If every third person in Panajachel is a volunteer, it seems like every third volunteer is with Mayan Families. I have only once heard a criticism about this diverse 501(c)3 and that was that they promised more than they delivered. This last weekend, word went out that the NGO needed help preparing 1,500 food baskets in time for Christmas. So, curious, I volunteered.
The staging area was once home to the founder, Sharon Smart and her husband, Dwight Poage. Like many people in Jucanya, they were subject to the tormentos; so, one day, this place had to be abandoned to inclemency. But, on this sunny Sunday morning, the courtyard cradles six wrapping tables with ribbons and colored cellophane, at the ready, while sacks of carrots are stacked in a sixty foot square cube under the stairs.
I sidled along a narrow path and wedged myself into the large but cramped workroom. Five others were already pivoting and weaving around a pineapple mountain and ceiling high boxes of supplies. The “Tamale Basket” packing list called for cooking oil, powdered consume, marshmallows, medallions of chocolate, a pound each of sugar, rice, an enriched drink, coffee, beans to be topped off with a loaf of bread, a box of cookies and a pineapple. Stewing chickens would be distributed separately to the basket recipients.
Except for a young woman from Gainesville everybody was staff or a veteran volunteer from Hurricane Agatha or, perhaps, further back. We were so harmonious that we were shortly cranking out about 100-120 baskets an hour despite logistical problems and breakdowns that stalled us. The wrappers in the court yard ran out of space in the first hour. So, we stopped to allow boards and cinder blocks to pass overhead. After this, the four instant shelving guys became a ubiquitous third team.
Mayan Families knew to expect long lines on distribution day, Monday. And, I went back to see how the crowds were handled. At the crest of the hill, I met a volunteer safety guard, who was slowing vehicles ahead of the jam below. There were double parked tuk-tuks and women cued up for four blocks on both sides of the dirt road. Dwight walked along the cordon greeting and cajoling. Inside the ropes, women waited patient and dusty; with babies on their backs and hips. The older children played in the small areas away from the road. On the sunny side stood the mirror image — ladies in worn traje draped with kids… except, these women had no claim tickets.
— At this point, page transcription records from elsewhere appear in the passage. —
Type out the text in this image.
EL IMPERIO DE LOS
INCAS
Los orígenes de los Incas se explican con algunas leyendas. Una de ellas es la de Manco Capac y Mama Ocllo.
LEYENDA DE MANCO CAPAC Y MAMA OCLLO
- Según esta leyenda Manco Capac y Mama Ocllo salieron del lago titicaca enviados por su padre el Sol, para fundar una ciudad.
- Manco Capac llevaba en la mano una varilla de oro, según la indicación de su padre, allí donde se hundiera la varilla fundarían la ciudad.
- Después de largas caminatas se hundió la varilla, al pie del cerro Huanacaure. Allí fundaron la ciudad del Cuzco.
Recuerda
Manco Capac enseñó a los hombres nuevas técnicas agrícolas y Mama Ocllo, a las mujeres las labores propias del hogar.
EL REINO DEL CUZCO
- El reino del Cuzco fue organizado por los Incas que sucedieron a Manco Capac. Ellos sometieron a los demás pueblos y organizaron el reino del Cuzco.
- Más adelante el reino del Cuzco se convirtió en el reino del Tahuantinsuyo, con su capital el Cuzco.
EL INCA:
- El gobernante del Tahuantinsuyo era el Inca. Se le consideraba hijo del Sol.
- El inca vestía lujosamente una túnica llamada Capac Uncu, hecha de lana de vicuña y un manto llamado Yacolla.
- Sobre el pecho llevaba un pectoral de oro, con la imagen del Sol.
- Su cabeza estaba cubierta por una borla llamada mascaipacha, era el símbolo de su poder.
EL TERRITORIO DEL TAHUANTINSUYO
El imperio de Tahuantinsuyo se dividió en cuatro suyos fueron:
I switched video on and began recording and (to my great surprise) crying. –For the first time, I had to chide myself to be tough; a New Yorker. But, the hard fact was that the shady side families would have a Christmas dinner while the women in the sun would not. The unlucky half was stuck with “Esperanza” — meaning they would endure waiting and hoping.
I crossed the barrier into the courtyard expecting to find chaos. Instead, all hands that weren’t grooming and bundling carrots were preparing the registration tables. Yesterday’s packing room had been transformed into today’s rummaging area and people were about unpacking pounds of clothing. Sharon stood in the middle of the already milling children and explained that everybody got two pieces to wear and one pair of shoes for each child in hand. She added a restriction that women in traje did not get garments for themselves.
Recipients of clothing and those at reception were photographed with their goods or Tamale Basket while holding an erasable white board with a number (perhaps keyed to individual donors.) The courtyard was quite full of exhausted grandmother drooping in the chairs and groups at the dutch door waiting their turn at dress up.
By any measure, the Mayan Families Tamale Basket operation was well ordered and far from being “over-promising,” it was scrupulously gentle.